Feuille de route climatique : la méthode Benali

Le 24 juillet à Rabat, lors des Nuits de la Finance, Leila Benali, ministre de la Transition énergétique et du Développement durable, a présenté les principaux axes de la feuille de route climatique du Maroc à l’horizon 2035. Elle a détaillé les arbitrages économiques, les priorités sectorielles et les leviers institutionnels sur lesquels repose cette stratégie à long terme, construite dans un contexte de pression budgétaire, de transition énergétique mondiale et de montée des exigences climatiques.

 

Par Y. Seddik

l’ouverture des Nuits de la Finance organisées pour la première fois à Rabat par Finances News Hebdo, la ministre de la Transition énergétique et du Développement durable, Leila Benali, n’a pas déroulé un discours convenu. Elle a pris la parole pour poser un cap, dissiper les illusions, assumer les retards et, surtout, formuler une proposition politique claire : la feuille de route climatique du Maroc n’est ni un document technocratique, ni un exercice de diplomatie verte.
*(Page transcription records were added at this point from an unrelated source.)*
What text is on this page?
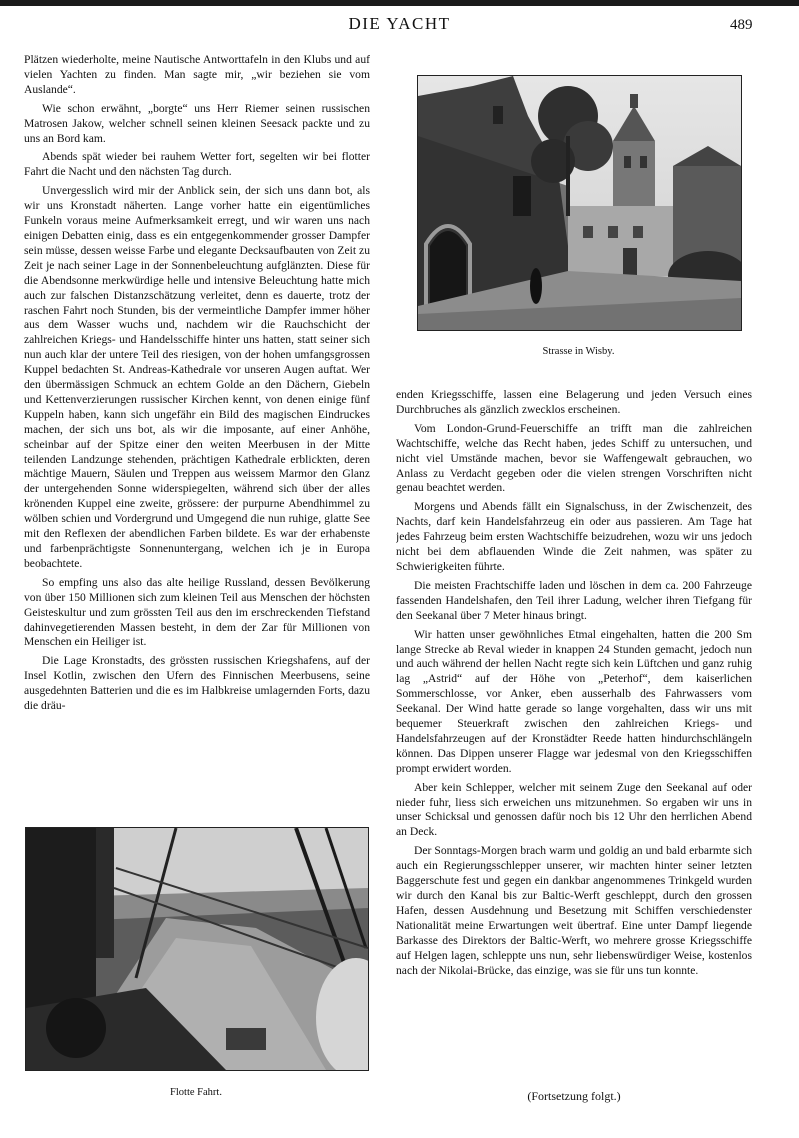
DIE YACHT	489

Plätzen wiederholte, meine Nautische Antworttafeln in den Klubs und auf vielen Yachten zu finden. Man sagte mir, „wir beziehen sie vom Auslande“.

Wie schon erwähnt, „borgte“ uns Herr Riemer seinen russischen Matrosen Jakow, welcher schnell seinen kleinen Seesack packte und zu uns an Bord kam.

Abends spät wieder bei rauhem Wetter fort, segelten wir bei flotter Fahrt die Nacht und den nächsten Tag durch.

Unvergesslich wird mir der Anblick sein, der sich uns dann bot, als wir uns Kronstadt näherten. Lange vorher hatte ein eigentümliches Funkeln voraus meine Aufmerksamkeit erregt, und wir waren uns nach einigen Debatten einig, dass es ein entgegenkommender grosser Dampfer sein müsse, dessen weisse Farbe und elegante Decksaufbauten von Zeit zu Zeit je nach seiner Lage in der Sonnenbeleuchtung aufglänzten. Diese für die Abendsonne merkwürdige helle und intensive Beleuchtung hatte mich auch zur falschen Distanzschätzung verleitet, denn es dauerte, trotz der raschen Fahrt noch Stunden, bis der vermeintliche Dampfer immer höher aus dem Wasser wuchs und, nachdem wir die Rauchschicht der zahlreichen Kriegs- und Handelsschiffe hinter uns hatten, statt seiner sich nun auch klar der untere Teil des riesigen, von der hohen umfangsgrossen Kuppel bedachten St. Andreas-Kathedrale vor unseren Augen auftat. Wer den übermässigen Schmuck an echtem Golde an den Dächern, Giebeln und Kettenverzierungen russischer Kirchen kennt, von denen einige fünf Kuppeln haben, kann sich ungefähr ein Bild des magischen Eindruckes machen, der sich uns bot, als wir die imposante, auf einer Anhöhe, scheinbar auf der Spitze einer den weiten Meerbusen in der Mitte teilenden Landzunge stehenden, prächtigen Kathedrale erblickten, deren mächtige Mauern, Säulen und Treppen aus weissem Marmor den Glanz der untergehenden Sonne widerspiegelten, während sich über der alles krönenden Kuppel eine zweite, grössere: der purpurne Abendhimmel zu wölben schien und Vordergrund und Umgegend die nun ruhige, glatte See mit den Reflexen der abendlichen Farben bildete. Es war der erhabenste und farbenprächtigste Sonnenuntergang, welchen ich je in Europa beobachtete.

So empfing uns also das alte heilige Russland, dessen Bevölkerung von über 150 Millionen sich zum kleinen Teil aus Menschen der höchsten Geisteskultur und zum grössten Teil aus den im erschreckenden Tiefstand dahinvegetierenden Massen besteht, in dem der Zar für Millionen von Menschen ein Heiliger ist.

Die Lage Kronstadts, des grössten russischen Kriegshafens, auf der Insel Kotlin, zwischen den Ufern des Finnischen Meerbusens, seine ausgedehnten Batterien und die es im Halbkreise umlagernden Forts, dazu die dräu-

Strasse in Wisby.

enden Kriegsschiffe, lassen eine Belagerung und jeden Versuch eines Durchbruches als gänzlich zwecklos erscheinen.

Vom London-Grund-Feuerschiffe an trifft man die zahlreichen Wachtschiffe, welche das Recht haben, jedes Schiff zu untersuchen, und nicht viel Umstände machen, bevor sie Waffengewalt gebrauchen, wo Anlass zu Verdacht gegeben oder die vielen strengen Vorschriften nicht genau beachtet werden.

Morgens und Abends fällt ein Signalschuss, in der Zwischenzeit, des Nachts, darf kein Handelsfahrzeug ein oder aus passieren. Am Tage hat jedes Fahrzeug beim ersten Wachtschiffe beizudrehen, wozu wir uns jedoch nicht bei dem abflauenden Winde die Zeit nahmen, was später zu Schwierigkeiten führte.

Die meisten Frachtschiffe laden und löschen in dem ca. 200 Fahrzeuge fassenden Handelshafen, den Teil ihrer Ladung, welcher ihren Tiefgang für den Seekanal über 7 Meter hinaus bringt.

Wir hatten unser gewöhnliches Etmal eingehalten, hatten die 200 Sm lange Strecke ab Reval wieder in knappen 24 Stunden gemacht, jedoch nun und auch während der hellen Nacht regte sich kein Lüftchen und ganz ruhig lag „Astrid“ auf der Höhe von „Peterhof“, dem kaiserlichen Sommerschlosse, vor Anker, eben ausserhalb des Fahrwassers vom Seekanal. Der Wind hatte gerade so lange vorgehalten, dass wir uns mit bequemer Steuerkraft zwischen den zahlreichen Kriegs- und Handelsfahrzeugen auf der Kronstädter Reede hatten hindurchschlängeln können. Das Dippen unserer Flagge war jedesmal von den Kriegsschiffen prompt erwidert worden.

Aber kein Schlepper, welcher mit seinem Zuge den Seekanal auf oder nieder fuhr, liess sich erweichen uns mitzunehmen. So ergaben wir uns in unser Schicksal und genossen dafür noch bis 12 Uhr den herrlichen Abend an Deck.

Der Sonntags-Morgen brach warm und goldig an und bald erbarmte sich auch ein Regierungsschlepper unserer, wir machten hinter seiner letzten Baggerschute fest und gegen ein dankbar angenommenes Trinkgeld wurden wir durch den Kanal bis zur Baltic-Werft geschleppt, durch den grossen Hafen, dessen Ausdehnung und Besetzung mit Schiffen verschiedenster Nationalität meine Erwartungen weit übertraf. Eine unter Dampf liegende Barkasse des Direktors der Baltic-Werft, wo mehrere grosse Kriegsschiffe auf Helgen lagen, schleppte uns nun, sehr liebenswürdiger Weise, kostenlos nach der Nikolai-Brücke, das einzige, was sie für uns tun konnte.

Flotte Fahrt.	(Fortsetzung folgt.)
C’est une architecture de transition économique, sociale et industrielle pour la décennie à venir. «Si nous ratons cette fenêtre d’opportunité, nous resterons dans une croissance atone et contrainte», lance-t-elle d’emblée. L’enjeu n’est pas de rejoindre un narratif international sur le climat. Il s’agit, pour Benali, d’opérer un véritable «choc de compétitivité» capable de desserrer les étaux énergétiques qui pèsent sur les ménages, les industriels, et les finances publiques.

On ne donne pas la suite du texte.